FAQs: C198™-2010, Standard Form of Agreement Between Single Purpose Entity and Consultant for Integrated Project Delivery

 C198™ – 2010, Standard Form of Agreement Between Single Purpose Entity and Consultant for Integrated Project Delivery

Does C198–2010 require the consultant to obtain insurance?

C198–2010 sets forth specific requirements with regard to insurance that the consultant is required to maintain throughout the duration of the agreement.  The specific types of coverages listed in the agreement are General Liability, Automobile Liability, Workers’ Compensation, and Professional Liability. If the SPE institutes a Company-Controlled Insurance Program (CCIP), the consultant is required to obtain any insurance the CCIP requires of it.

 

What services are required of the consultant in C198–2010?

C198–2010 initially requires the consultant to collaborate with the members in the provision of the services described in C195™–2008, the Single Purpose Entity Agreement, in order to develop a Target Cost proposal that the SPE can present to the owner as they relate to the consultant’s portion of the project. Upon the owner’s acceptance of the Target Cost proposal and the SPE’s execution of the Target Cost Amendment, which includes a table in which the responsibilities for services are assigned, the consultant is required to perform those services required of it in the Target Cost Amendment as it relates to the consultant’s portion of the project.

 

What is Consultant Incentive Compensation under C198–2010?

Consultant Incentive Compensation is a profit payment from the SPE that the non-member consultant may be entitled to under C198–2010. If the Actual Cost of the project is less than the Target Cost, as those amounts are determined in C195–2008, the non-member consultant is entitled to a portion of the savings as Consultant Incentive Compensation. The SPE and non-member consultant will establish the portion of any savings the non-owner member is entitled to in C198–2010. Any Consultant Incentive Compensation the non-owner member is entitled to receive becomes payable upon final reconciliation of the project accounting. If the Actual Cost of the project is equal to or greater than the Target Cost, there are no savings from which Consultant Incentive Compensation can be paid.

 

What is Consultant Goal Achievement Compensation under C198–2010?

Consultant Goal Achievement Compensation is a profit payment from the SPE that the non-member consultant may be entitled to receive if certain Consultant Project Goals are met. The SPE and the Consultant establish certain Project Goals in Exhibit A to C198–2010. The Consultant Project Goals may relate to goals the SPE establishes in the Target Cost Amendment of C195–2008 or they may relate solely to the Consultants portion of the project. If a Consultant Project Goal is achieved, the non-member consultant receives the amount available for achievement of the goal as Consultant Goal Achievement Compensation. Consultant Goal Achievement Compensation is payable upon achievement of a goal. If the Actual Cost exceeds the Target Cost, the non-member consultant can still retain Consultant Goal Achievement Compensation for any goals previously paid.

 

Who owns the consultant’s Instruments of Service in C198–2010?

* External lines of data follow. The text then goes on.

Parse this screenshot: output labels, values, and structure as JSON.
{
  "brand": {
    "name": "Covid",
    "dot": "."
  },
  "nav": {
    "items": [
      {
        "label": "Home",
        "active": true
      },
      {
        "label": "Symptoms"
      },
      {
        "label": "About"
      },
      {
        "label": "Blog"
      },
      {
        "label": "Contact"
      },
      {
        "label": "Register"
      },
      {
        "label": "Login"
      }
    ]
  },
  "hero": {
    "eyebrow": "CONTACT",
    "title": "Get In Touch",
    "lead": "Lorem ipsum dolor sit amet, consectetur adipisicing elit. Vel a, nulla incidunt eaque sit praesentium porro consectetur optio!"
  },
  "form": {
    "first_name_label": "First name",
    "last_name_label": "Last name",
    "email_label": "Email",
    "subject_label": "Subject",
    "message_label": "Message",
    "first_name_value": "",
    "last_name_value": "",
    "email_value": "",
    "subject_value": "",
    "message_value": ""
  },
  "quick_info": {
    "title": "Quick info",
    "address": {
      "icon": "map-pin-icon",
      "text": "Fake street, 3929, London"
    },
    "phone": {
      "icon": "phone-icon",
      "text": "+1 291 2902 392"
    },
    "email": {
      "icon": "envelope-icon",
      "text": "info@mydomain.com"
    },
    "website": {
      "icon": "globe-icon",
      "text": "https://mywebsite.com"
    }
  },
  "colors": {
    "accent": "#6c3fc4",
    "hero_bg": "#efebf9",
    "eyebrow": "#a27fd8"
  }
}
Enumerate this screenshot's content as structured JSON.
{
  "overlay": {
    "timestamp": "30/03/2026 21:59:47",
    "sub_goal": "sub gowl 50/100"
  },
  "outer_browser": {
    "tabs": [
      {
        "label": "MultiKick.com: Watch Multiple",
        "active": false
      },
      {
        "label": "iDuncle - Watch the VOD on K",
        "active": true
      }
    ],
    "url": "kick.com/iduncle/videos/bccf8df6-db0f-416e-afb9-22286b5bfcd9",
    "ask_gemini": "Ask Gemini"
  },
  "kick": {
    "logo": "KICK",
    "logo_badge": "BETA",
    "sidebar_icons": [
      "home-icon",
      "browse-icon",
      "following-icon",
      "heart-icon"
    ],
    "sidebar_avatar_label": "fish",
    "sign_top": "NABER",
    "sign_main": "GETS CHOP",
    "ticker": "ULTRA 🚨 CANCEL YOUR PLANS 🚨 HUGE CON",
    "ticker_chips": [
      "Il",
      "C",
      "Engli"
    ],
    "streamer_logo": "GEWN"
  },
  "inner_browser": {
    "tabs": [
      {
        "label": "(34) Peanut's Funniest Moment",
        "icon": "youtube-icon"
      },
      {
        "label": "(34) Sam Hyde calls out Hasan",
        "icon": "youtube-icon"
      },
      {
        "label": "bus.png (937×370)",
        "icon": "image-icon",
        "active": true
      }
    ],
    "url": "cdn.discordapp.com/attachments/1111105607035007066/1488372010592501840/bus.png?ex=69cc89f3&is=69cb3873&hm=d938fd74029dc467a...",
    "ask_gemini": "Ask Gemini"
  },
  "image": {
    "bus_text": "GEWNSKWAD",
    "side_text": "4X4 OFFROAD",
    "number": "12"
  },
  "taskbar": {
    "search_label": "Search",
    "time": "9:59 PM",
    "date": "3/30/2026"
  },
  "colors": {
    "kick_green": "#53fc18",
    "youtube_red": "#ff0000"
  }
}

The consultant, and their consultants and contractors, retain all ownership rights in their respective Instruments of Service. The consultant licenses the use of the Instruments of Service to the SPE solely and exclusively for use on the project. The license is conditioned on the SPE’s substantial performance of its duties under C198–2010, including prompt payment. 

 

How does the owner get the right to use the consultant’s Instruments of Service after the dissolution of the SPE under C198–2010?

According to C198–2010, upon the SPE’s dissolution, the non-owner members permit the SPE to grant a license to the owner member for the use of their Instruments of Service. The license is contingent upon the SPE’s performance of all its obligations and the consultant receiving from the owner an agreement to release the consultant from all claims and causes of action arising from the owner’s use of the Instruments of Service without retaining the author. Additionally, the owner is required to indemnify and hold harmless the non-owner members from all costs and expenses related to third party claims.